The system was introduced by Karunanidhi-led DMK government. It was scrapped by Jayalalithaa-led AIADMK government shortly after assuming office in May 2011. The scrapping was challenged in the court. The Supreme Court of India in its verdict in August 2011, directed the AIADMK government to implement it.

==Background==
There are over 12 million students in four streams of school education comprising about 45,000 state board schools, 11,000 matriculation schools, 25 oriental schools and 50 Anglo-Indian schools, with different syllabus, textbooks and schemes of examinations.

==Need for a unified system==
The main need for this system to be proclaimed as the syllabus in Tamil Nadu, was that all the school students must have uniform study, diminishing the variations between the Matriculation or CBSE Students and the Government school Students. The motivation for a uniform syllabus was obtained from the Ex. Chief Minister of Tamil Nadu, K. Kamaraj who was the first to initiate a uniform dress code in schools to reduce the differentiation between students from households with varying income. Tamil Nadu government also published school books in digital format.

==Litigation==
Jayalalithaa Government dropped the Samacheer Kalvi syllabus for the 2011–2012 academic year as the books had content in praise of DMK's leaders. But, the High Court of Tamil Nadu ordered that Samacheer Kalvi must come into immediate effect. Tamil Nadu Government moved the Supreme Court and the apex court refused to stay the order of the High Court and insisted that the books need to be distributed on or before 2 August 2011.

On 9 August 2011, the Supreme Court of India rejected Tamil Nadu State Government's request to drop the Tamil Nadu Uniform System of School Education and also directed the state government to implement the Uniform System of School Education (Amendment) Act within 10 days i.e., within 19 August 2011. The Supreme Court of India in its order said that any sort of objectionable material such as personal glorification, self publicity and promotion involved, could be deleted, rather than putting the operation of the Act 2010 in abeyance.

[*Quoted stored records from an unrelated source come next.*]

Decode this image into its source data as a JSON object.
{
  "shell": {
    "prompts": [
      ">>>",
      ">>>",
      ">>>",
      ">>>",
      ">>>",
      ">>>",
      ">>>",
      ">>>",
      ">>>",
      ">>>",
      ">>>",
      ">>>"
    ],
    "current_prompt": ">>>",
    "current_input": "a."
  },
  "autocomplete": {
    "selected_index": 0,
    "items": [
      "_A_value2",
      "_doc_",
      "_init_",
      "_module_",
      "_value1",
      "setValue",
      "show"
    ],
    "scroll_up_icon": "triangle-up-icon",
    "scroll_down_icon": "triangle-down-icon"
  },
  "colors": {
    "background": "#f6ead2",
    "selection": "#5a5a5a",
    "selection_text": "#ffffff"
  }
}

On 23 February 2022, a public interest litigation petition was filed the Madras High Court seeking a direction to the State government to adopt the National Council of Educational Research and Training (NCERT) syllabus for State Board schools. The petitioners claimed that Samacheer Kalvi was not helping the students crack the competitive exams. The HC dismissed the petition, at the stage of admission. First Division Bench of Chief Justice Munishwar Nath Bhandari and Justice D. Bharatha Chakravarthy did not entertain the case and said that it was for the government and not the court to decide the appropriate type of syllabus for schools.